Wagner Opera Censored for "Public Health"

Venus and Tannhäuser in a romantic clinch which sickened Düsseldorf opera-goers.

The Deutsche Oper am Rhein's controversial Nazi-era production of Tannhäuser was cancelled after its premiere in Düsseldorf on 4th May.

It has now been reduced to a concert performance.

In the director's staging, Venus, as an SS guard, first strips, shaves, then shoots a Jewish family of three, forcing Tannhäuser to join in the killing. In another scene, a glass crucifix containing naked victims is lowered as gas engulfs their writhing bodies, a graphic simulation of Nazi gas chambers.

The audience reacted with booing, walkouts and worse.

In the words of the Rheinoper's press office, the performance affected many in the public:
... both psychologically and physically with such evident stress that they had to seek medical treatment.
 (...sowohl psychisch als auch physisch zu einer offenbar so starken Belastung geführt haben, dass diese Besucher sich im Anschluss in ärztliche Behandlung begeben mussten.)

The Rheinoper press officer remarks:
After weighing up all the arguments we have concluded that we cannot justify such an extreme reaction to our artistic work.
 (Nach Abwägen aller Argumente sind wir zu dem Schluss gekommen, dass wir eine solch extreme Wirkung unserer künstlerischen Arbeit nicht verantworten können.)

The director, Burkhard Kosminski, said he was "shocked and speechless" at the decision to censor his staging of Wagner's masterpiece.
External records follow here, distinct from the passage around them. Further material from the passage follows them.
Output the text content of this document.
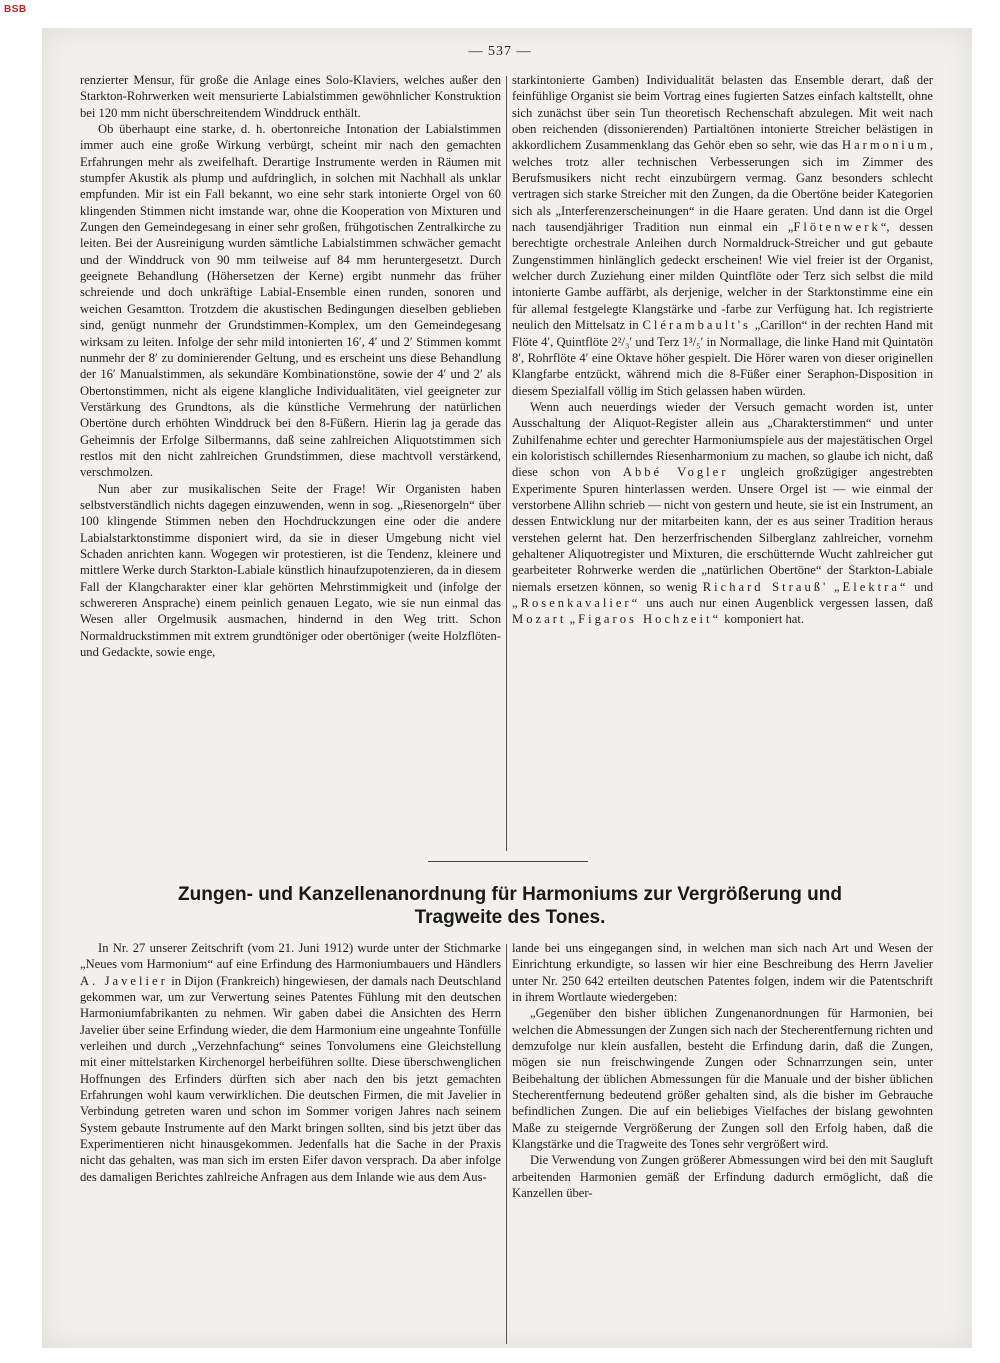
BSB
— 537 —

renzierter Mensur, für große die Anlage eines Solo-Klaviers, welches außer den Starkton-Rohrwerken weit mensurierte Labialstimmen gewöhnlicher Konstruktion bei 120 mm nicht überschreitendem Winddruck enthält.

Ob überhaupt eine starke, d. h. obertonreiche Intonation der Labialstimmen immer auch eine große Wirkung verbürgt, scheint mir nach den gemachten Erfahrungen mehr als zweifelhaft. Derartige Instrumente werden in Räumen mit stumpfer Akustik als plump und aufdringlich, in solchen mit Nachhall als unklar empfunden. Mir ist ein Fall bekannt, wo eine sehr stark intonierte Orgel von 60 klingenden Stimmen nicht imstande war, ohne die Kooperation von Mixturen und Zungen den Gemeindegesang in einer sehr großen, frühgotischen Zentralkirche zu leiten. Bei der Ausreinigung wurden sämtliche Labialstimmen schwächer gemacht und der Winddruck von 90 mm teilweise auf 84 mm heruntergesetzt. Durch geeignete Behandlung (Höhersetzen der Kerne) ergibt nunmehr das früher schreiende und doch unkräftige Labial-Ensemble einen runden, sonoren und weichen Gesamtton. Trotzdem die akustischen Bedingungen dieselben geblieben sind, genügt nunmehr der Grundstimmen-Komplex, um den Gemeindegesang wirksam zu leiten. Infolge der sehr mild intonierten 16′, 4′ und 2′ Stimmen kommt nunmehr der 8′ zu dominierender Geltung, und es erscheint uns diese Behandlung der 16′ Manualstimmen, als sekundäre Kombinationstöne, sowie der 4′ und 2′ als Obertonstimmen, nicht als eigene klangliche Individualitäten, viel geeigneter zur Verstärkung des Grundtons, als die künstliche Vermehrung der natürlichen Obertöne durch erhöhten Winddruck bei den 8-Füßern. Hierin lag ja gerade das Geheimnis der Erfolge Silbermanns, daß seine zahlreichen Aliquotstimmen sich restlos mit den nicht zahlreichen Grundstimmen, diese machtvoll verstärkend, verschmolzen.

Nun aber zur musikalischen Seite der Frage! Wir Organisten haben selbstverständlich nichts dagegen einzuwenden, wenn in sog. „Riesenorgeln“ über 100 klingende Stimmen neben den Hochdruckzungen eine oder die andere Labialstarktonstimme disponiert wird, da sie in dieser Umgebung nicht viel Schaden anrichten kann. Wogegen wir protestieren, ist die Tendenz, kleinere und mittlere Werke durch Starkton-Labiale künstlich hinaufzupotenzieren, da in diesem Fall der Klangcharakter einer klar gehörten Mehrstimmigkeit und (infolge der schwereren Ansprache) einem peinlich genauen Legato, wie sie nun einmal das Wesen aller Orgelmusik ausmachen, hindernd in den Weg tritt. Schon Normaldruckstimmen mit extrem grundtöniger oder obertöniger (weite Holzflöten- und Gedackte, sowie enge,

starkintonierte Gamben) Individualität belasten das Ensemble derart, daß der feinfühlige Organist sie beim Vortrag eines fugierten Satzes einfach kaltstellt, ohne sich zunächst über sein Tun theoretisch Rechenschaft abzulegen. Mit weit nach oben reichenden (dissonierenden) Partialtönen intonierte Streicher belästigen in akkordlichem Zusammenklang das Gehör eben so sehr, wie das Harmonium, welches trotz aller technischen Verbesserungen sich im Zimmer des Berufsmusikers nicht recht einzubürgern vermag. Ganz besonders schlecht vertragen sich starke Streicher mit den Zungen, da die Obertöne beider Kategorien sich als „Interferenzerscheinungen“ in die Haare geraten. Und dann ist die Orgel nach tausendjähriger Tradition nun einmal ein „Flötenwerk“, dessen berechtigte orchestrale Anleihen durch Normaldruck-Streicher und gut gebaute Zungenstimmen hinlänglich gedeckt erscheinen! Wie viel freier ist der Organist, welcher durch Zuziehung einer milden Quintflöte oder Terz sich selbst die mild intonierte Gambe auffärbt, als derjenige, welcher in der Starktonstimme eine ein für allemal festgelegte Klangstärke und -farbe zur Verfügung hat. Ich registrierte neulich den Mittelsatz in Clérambault's „Carillon“ in der rechten Hand mit Flöte 4′, Quintflöte 2²/₃′ und Terz 1³/₅′ in Normallage, die linke Hand mit Quintatön 8′, Rohrflöte 4′ eine Oktave höher gespielt. Die Hörer waren von dieser originellen Klangfarbe entzückt, während mich die 8-Füßer einer Seraphon-Disposition in diesem Spezialfall völlig im Stich gelassen haben würden.

Wenn auch neuerdings wieder der Versuch gemacht worden ist, unter Ausschaltung der Aliquot-Register allein aus „Charakterstimmen“ und unter Zuhilfenahme echter und gerechter Harmoniumspiele aus der majestätischen Orgel ein koloristisch schillerndes Riesenharmonium zu machen, so glaube ich nicht, daß diese schon von Abbé Vogler ungleich großzügiger angestrebten Experimente Spuren hinterlassen werden. Unsere Orgel ist — wie einmal der verstorbene Allihn schrieb — nicht von gestern und heute, sie ist ein Instrument, an dessen Entwicklung nur der mitarbeiten kann, der es aus seiner Tradition heraus verstehen gelernt hat. Den herzerfrischenden Silberglanz zahlreicher, vornehm gehaltener Aliquotregister und Mixturen, die erschütternde Wucht zahlreicher gut gearbeiteter Rohrwerke werden die „natürlichen Obertöne“ der Starkton-Labiale niemals ersetzen können, so wenig Richard Strauß' „Elektra“ und „Rosenkavalier“ uns auch nur einen Augenblick vergessen lassen, daß Mozart „Figaros Hochzeit“ komponiert hat.

Zungen- und Kanzellenanordnung für Harmoniums zur Vergrößerung und
Tragweite des Tones.

In Nr. 27 unserer Zeitschrift (vom 21. Juni 1912) wurde unter der Stichmarke „Neues vom Harmonium“ auf eine Erfindung des Harmoniumbauers und Händlers A. Javelier in Dijon (Frankreich) hingewiesen, der damals nach Deutschland gekommen war, um zur Verwertung seines Patentes Fühlung mit den deutschen Harmoniumfabrikanten zu nehmen. Wir gaben dabei die Ansichten des Herrn Javelier über seine Erfindung wieder, die dem Harmonium eine ungeahnte Tonfülle verleihen und durch „Verzehnfachung“ seines Tonvolumens eine Gleichstellung mit einer mittelstarken Kirchenorgel herbeiführen sollte. Diese überschwenglichen Hoffnungen des Erfinders dürften sich aber nach den bis jetzt gemachten Erfahrungen wohl kaum verwirklichen. Die deutschen Firmen, die mit Javelier in Verbindung getreten waren und schon im Sommer vorigen Jahres nach seinem System gebaute Instrumente auf den Markt bringen sollten, sind bis jetzt über das Experimentieren nicht hinausgekommen. Jedenfalls hat die Sache in der Praxis nicht das gehalten, was man sich im ersten Eifer davon versprach. Da aber infolge des damaligen Berichtes zahlreiche Anfragen aus dem Inlande wie aus dem Aus-

lande bei uns eingegangen sind, in welchen man sich nach Art und Wesen der Einrichtung erkundigte, so lassen wir hier eine Beschreibung des Herrn Javelier unter Nr. 250 642 erteilten deutschen Patentes folgen, indem wir die Patentschrift in ihrem Wortlaute wiedergeben:

„Gegenüber den bisher üblichen Zungenanordnungen für Harmonien, bei welchen die Abmessungen der Zungen sich nach der Stecherentfernung richten und demzufolge nur klein ausfallen, besteht die Erfindung darin, daß die Zungen, mögen sie nun freischwingende Zungen oder Schnarrzungen sein, unter Beibehaltung der üblichen Abmessungen für die Manuale und der bisher üblichen Stecherentfernung bedeutend größer gehalten sind, als die bisher im Gebrauche befindlichen Zungen. Die auf ein beliebiges Vielfaches der bislang gewohnten Maße zu steigernde Vergrößerung der Zungen soll den Erfolg haben, daß die Klangstärke und die Tragweite des Tones sehr vergrößert wird.

Die Verwendung von Zungen größerer Abmessungen wird bei den mit Saugluft arbeitenden Harmonien gemäß der Erfindung dadurch ermöglicht, daß die Kanzellen über-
The Rheinoper's artistic director, Christoph Meyer, countered with reference to the responsibility to protect public health, adding: "In light of this responsibility, the opera management reject any accusation of censorship."

What a ninny Meyer is. Of course it is censorship. Censorship is always imposed in the interests of protecting some form of "public health" - and this kerfuffle in the 'Dorf is a text-book example of it in action.